И уже в совершенном спокойствии, погасив свою жадную дрожь, он уселся за столик в закрытом для других посетителей ресторане высокой, космической кухни — с видом на сковородки, открытый огонь, наблюдая за тем, как Угланов готовит для него сам себя, сам себя потрошит, выдирает кровавые стейки у себя из боков, отделяет наточенным зверски ножом от себя Станиславу — малоценной живой требухой, субпродуктом производства свободы и силы своей, как встает каждый день по звонку и выходит в промзону со своей бригадой, с волочащимся следом конвойным Чугуевым, смирно двигаясь по отведенному руслу меж бетонных заборов и решетчатых изгородей, скрыв от всех, кроме Хлябина, страшное натяжение жильных поводьев и гудение бешеной крови, подмывающей прямо сейчас ломануться на «крест», наглотавшись слабительного и окрасив поносом свои шкуру и простыню. Как он каждое дление чувствует свое лосье, жирафье тело плотиной для вот этого вещего чувства невозможности остановить, отменить его новую вольную жизнь, закупил он которую полностью и которая словно уже началась для него.
Как за тросом бетонные плиты, волочились тяжелые, душные дни — последней жарой иссохшегося августа; полсотни человек в погонах от полковника до прапора обеспечивали полное письменное и устное молчание Угланова на зоне; все внимание — на плоскость стола меж Углановым и адвокатом, приходящие монстру от еврейских писателей письма: «мы желаем вам мужества в вашей борьбе». Он и это включил тоже в замысел свой — всех заставил свихнуться на прослушке его разговоров и мелочной перлюстрации бумажного мусора, переписки с «известными», обитателями телевизора и хозяевами славы. Ну а Хлябин намыл в этой мути, коммутаторном треске одно: монстр вдруг попросил присылать ему новый сорт кофе, «Эль Инжерто» какой-то вместо «Маунтин Блю». Ну а что? Вот он знак: «выползаю — встречайте». Там, на воле, конечно, у него под рывок все готово: навигаторы, джипы, спецы, раскладной хитрый планер с мировым чемпионом по высшему пилотажу в кабине… и ушел бы, ушел ведь — да хоть пехом, броском по нехоженой дикой степи, котловинам, распадкам Ишимского края.

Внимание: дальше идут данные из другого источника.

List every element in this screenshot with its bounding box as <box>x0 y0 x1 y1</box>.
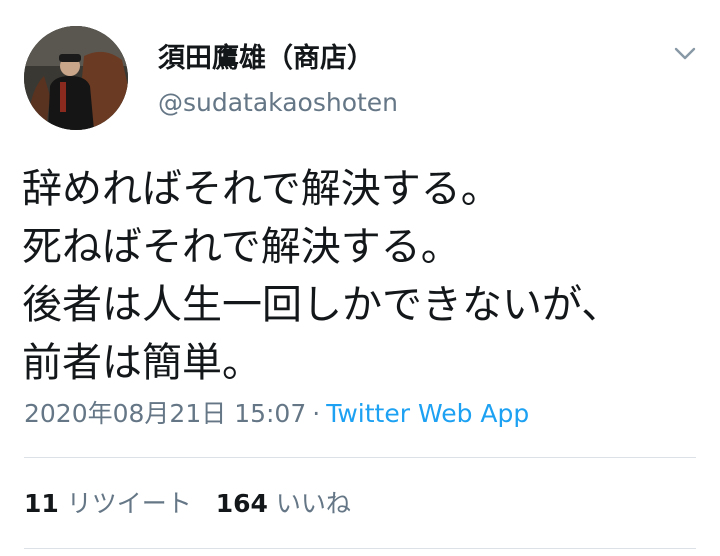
retweets-label: リツイート <box>66 489 192 518</box>
avatar-image <box>24 26 128 130</box>
tweet-text-line: 死ねばそれで解決する。 <box>22 224 461 270</box>
chevron-down-icon[interactable] <box>668 40 702 68</box>
tweet-text-line: 前者は簡単。 <box>22 340 262 386</box>
meta-separator: · <box>312 399 321 428</box>
display-name[interactable]: 須田鷹雄（商店） <box>158 36 374 75</box>
tweet-header: 須田鷹雄（商店） @sudatakaoshoten <box>0 0 720 140</box>
tweet-text-line: 辞めればそれで解決する。 <box>22 166 501 212</box>
likes-stat[interactable]: 164 いいね <box>216 489 351 518</box>
tweet-text: 辞めればそれで解決する。 死ねばそれで解決する。 後者は人生一回しかできないが、… <box>22 160 702 392</box>
divider <box>24 548 696 549</box>
tweet-timestamp[interactable]: 2020年08月21日 15:07 <box>24 399 306 428</box>
tweet-card: 須田鷹雄（商店） @sudatakaoshoten 辞めればそれで解決する。 死… <box>0 0 720 556</box>
tweet-source-link[interactable]: Twitter Web App <box>326 399 529 428</box>
likes-label: いいね <box>275 489 351 518</box>
avatar[interactable] <box>24 26 128 130</box>
divider <box>24 457 696 458</box>
retweets-stat[interactable]: 11 リツイート <box>24 489 192 518</box>
tweet-meta: 2020年08月21日 15:07 · Twitter Web App <box>24 394 529 430</box>
tweet-text-line: 後者は人生一回しかできないが、 <box>22 282 622 328</box>
user-handle[interactable]: @sudatakaoshoten <box>158 88 398 117</box>
tweet-stats: 11 リツイート 164 いいね <box>24 484 351 520</box>
likes-count: 164 <box>215 489 268 518</box>
retweets-count: 11 <box>24 489 59 518</box>
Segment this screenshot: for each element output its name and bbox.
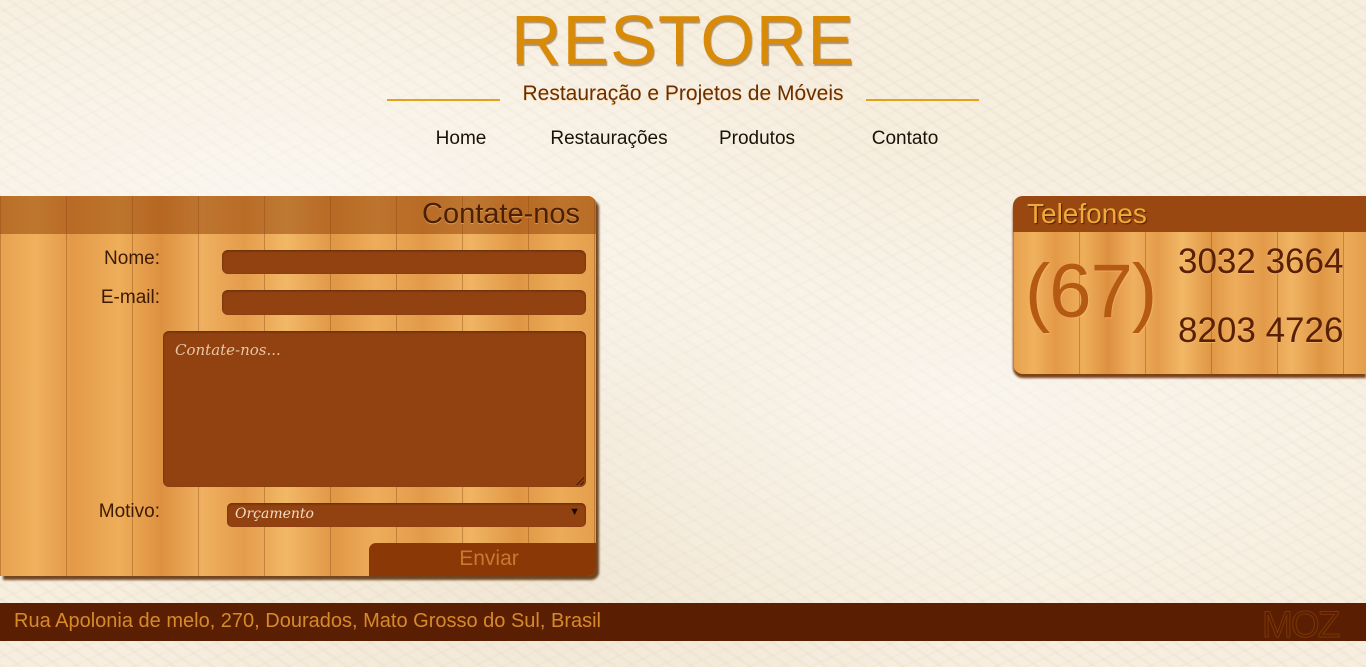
contact-form-panel: Contate-nos Nome: E-mail: Contate-nos...… (0, 196, 596, 576)
nav-link-home[interactable]: Home (421, 128, 501, 150)
name-input[interactable] (222, 250, 586, 274)
area-code: (67) (1025, 249, 1157, 334)
contact-form-header: Contate-nos (0, 196, 596, 234)
nav-link-produtos[interactable]: Produtos (709, 128, 805, 150)
phone-number-1: 3032 3664 (1178, 242, 1344, 281)
nav-link-restauracoes[interactable]: Restaurações (540, 128, 678, 150)
message-textarea[interactable]: Contate-nos... (163, 331, 586, 487)
phones-title: Telefones (1027, 198, 1147, 229)
reason-select[interactable]: Orçamento ▼ (227, 503, 586, 527)
footer-bar: Rua Apolonia de melo, 270, Dourados, Mat… (0, 603, 1366, 646)
reason-selected-value: Orçamento (235, 506, 314, 522)
contact-form-title: Contate-nos (422, 198, 580, 230)
nav-link-contato[interactable]: Contato (861, 128, 949, 150)
phones-panel: Telefones (67) 3032 3664 8203 4726 (1013, 196, 1366, 374)
phone-number-2: 8203 4726 (1178, 311, 1344, 350)
resize-grip-icon[interactable] (576, 477, 584, 485)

Значит, скоро. Сейчас. С Борей Сомовым, рыжим командиром ОМОНа, он, конечно, рыбачил, бил уток на ишимских озерах, баня-водка-футбол… И под водочку в бане, оттирая от жирных, разрумяненных раков и вареных картофелин руки, намекнул Боре на предстоящую скоро охоту: «на такого — двуногого». Оставалось лишь ждать… и ага! заключенный Известьев, папиллярные линии которого, наложившись на кальку, совпали с отпечатками смертника острова Огненный Гелы Бакуриани по кличке Бакур, на себя опрокинул ушат с кипятком — до багровой волдыристой, вспученной красноты продержал костыли в нестерпимо крутом, стиснув вафельное полотенце зубами, и с какой-то естествоиспытательской жалостью к существу с электродом в мозгу Хлябин ждал, что же следом Угланов над собой сейчас сделает, вот какую готов стерпеть боль и с каким куском собственных шкуры и мяса расстаться.
Ничего радикального — как он и ждал, монстра попросту вывернуло. Декабристки его на «кресте» уже не было. Ведущие прием сквозь амбразуру белые халаты предложили Угланову активированный уголь и общение с парашей в бараке. И Угланов завыл: больно, больно мне, больно, по приказу Кремля отравили полонием! Промывание желудка немедленно мне, положите на «крест», разорву, твари, прокуратурой, журналистами и адвокатами!
И в полнейшем спокойствии следопыта, обкладчика — сквозь потекший по ветру от Угланова запах — что-то слабо кольнуло его, Хлябина, в сердце, что-то легким морозцем коснулось затылка: слишком уж напоказ он, Угланов, ослепленно бросался на «крест» и цеплялся за койку в трех шагах от крысиного лаза, неправдиво забыв про живого, неослепшего Хлябина. Ну а разве он сам, Хлябин, не был вот так же до недавнего времени слеп?